We’ve seen controversy stem from the discussion. Adam Orth, a developer at Microsoft resigned from his position after stirring the hornets nest with Always Online talk. His approach wasn’t tactful. He told consumers to #DEALWITHIT via Twitter. Others have made better points, and more articulately. Cliff Bleszinski, formerly of Epic Games and Gears of War fame told readers of his blog that he thinks the future is one that is always online, and that “Technology doesn’t advance by worrying about the edge case.” The “edge case” being persons who don’t have reliable high-speed internet.
Ubisoft has recently jumped into the mix. In a recent interview with The Guardian, Yannis Mallat spoke about always online, and how he thinks the world is ready for it. “I would say that a lot of people are already always online through other devices – I would suspect that the audience is ready.”
And while the audience very well may be ready to reap the benefits of always online devices, the downfalls have been too awful to ignore. Which Mallat acknowledges in response to the Sim City example: “The answer lies in the question – as soon as players don’t have to worry, they can only take into account the benefits that those services bring.”

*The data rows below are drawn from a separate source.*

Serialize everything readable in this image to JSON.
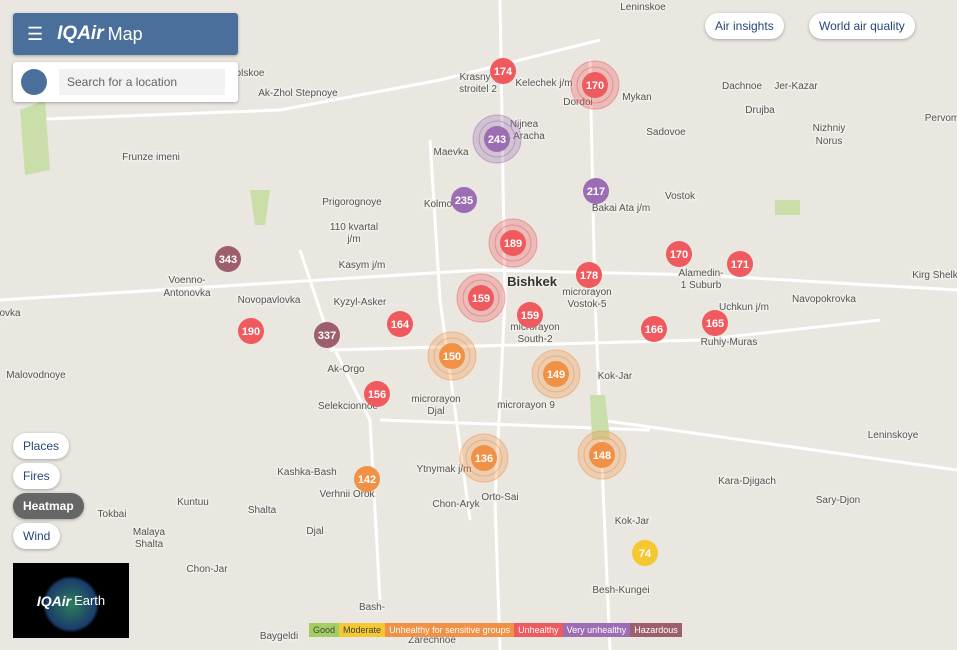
{
  "header": {
    "brand": "IQAir",
    "product": "Map",
    "search_placeholder": "Search for a location"
  },
  "top_buttons": [
    "Air insights",
    "World air quality"
  ],
  "layer_buttons": [
    "Places",
    "Fires",
    "Heatmap",
    "Wind"
  ],
  "earth_card": {
    "brand": "IQAir",
    "product": "Earth"
  },
  "markers": [
    {
      "value": "174",
      "color": "#ef5a5f"
    },
    {
      "value": "170",
      "color": "#ef5a5f"
    },
    {
      "value": "243",
      "color": "#9d6db4"
    },
    {
      "value": "217",
      "color": "#9d6db4"
    },
    {
      "value": "235",
      "color": "#9d6db4"
    },
    {
      "value": "189",
      "color": "#ef5a5f"
    },
    {
      "value": "343",
      "color": "#9e5f6d"
    },
    {
      "value": "170",
      "color": "#ef5a5f"
    },
    {
      "value": "171",
      "color": "#ef5a5f"
    },
    {
      "value": "178",
      "color": "#ef5a5f"
    },
    {
      "value": "159",
      "color": "#ef5a5f"
    },
    {
      "value": "159",
      "color": "#ef5a5f"
    },
    {
      "value": "164",
      "color": "#ef5a5f"
    },
    {
      "value": "190",
      "color": "#ef5a5f"
    },
    {
      "value": "337",
      "color": "#9e5f6d"
    },
    {
      "value": "166",
      "color": "#ef5a5f"
    },
    {
      "value": "165",
      "color": "#ef5a5f"
    },
    {
      "value": "150",
      "color": "#f19145"
    },
    {
      "value": "149",
      "color": "#f19145"
    },
    {
      "value": "156",
      "color": "#ef5a5f"
    },
    {
      "value": "136",
      "color": "#f19145"
    },
    {
      "value": "148",
      "color": "#f19145"
    },
    {
      "value": "142",
      "color": "#f19145"
    },
    {
      "value": "74",
      "color": "#f5c832"
    }
  ],
  "places": [
    "Leninskoe",
    "Krasny",
    "stroitel 2",
    "Kelechek j/m",
    "Dordoi",
    "Mykan",
    "Dachnoe",
    "Jer-Kazar",
    "Drujba",
    "Nizhniy",
    "Norus",
    "Pervom",
    "Sadovoe",
    "Nijnea",
    "Aracha",
    "Maevka",
    "Frunze imeni",
    "olskoe",
    "Ak-Zhol Stepnoye",
    "Bakai Ata j/m",
    "Vostok",
    "Prigorognoye",
    "Kolmo",
    "110 kvartal",
    "j/m",
    "Kasym j/m",
    "Bishkek",
    "Alamedin-",
    "1 Suburb",
    "Kirg Shelk",
    "Voenno-",
    "Antonovka",
    "Novopavlovka",
    "Kyzyl-Asker",
    "Navopokrovka",
    "microrayon",
    "Vostok-5",
    "Uchkun j/m",
    "ovka",
    "Ak-Orgo",
    "microrayon",
    "South-2",
    "Ruhiy-Muras",
    "Malovodnoye",
    "Kok-Jar",
    "Selekcionnoe",
    "microrayon",
    "Djal",
    "microrayon 9",
    "Leninskoye",
    "Ytnymak j/m",
    "Kashka-Bash",
    "Verhnii Orok",
    "Kara-Djigach",
    "Orto-Sai",
    "Kuntuu",
    "Tokbai",
    "Shalta",
    "Chon-Aryk",
    "Sary-Djon",
    "Kok-Jar",
    "Djal",
    "Malaya",
    "Shalta",
    "Chon-Jar",
    "Besh-Kungei",
    "Bash-",
    "Baygeldi",
    "Zarechnoe"
  ],
  "legend": [
    {
      "label": "Good",
      "color": "#a3cf62"
    },
    {
      "label": "Moderate",
      "color": "#f5c832"
    },
    {
      "label": "Unhealthy for sensitive groups",
      "color": "#f19145"
    },
    {
      "label": "Unhealthy",
      "color": "#ef5a5f"
    },
    {
      "label": "Very unhealthy",
      "color": "#9d6db4"
    },
    {
      "label": "Hazardous",
      "color": "#9e5f6d"
    }
  ]
}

This weekend we saw first hand what downtime on a network that people expect to be online does to its users. Now imagine you just paid $500 for a console that can’t be used because said service is down.
Always Online is just a rumor at this point for the Xbox 720 and PS4. There have also been rumors to the contrary. Rumors that say Microsoft has no intention of introducing such a technology to their next console. With the rumored May reveal of the next-gen Xbox rapidly approaching, and another dedicated PlayStation 4 reveal rumored prior to E3, these two companies should start clearing the air in short order.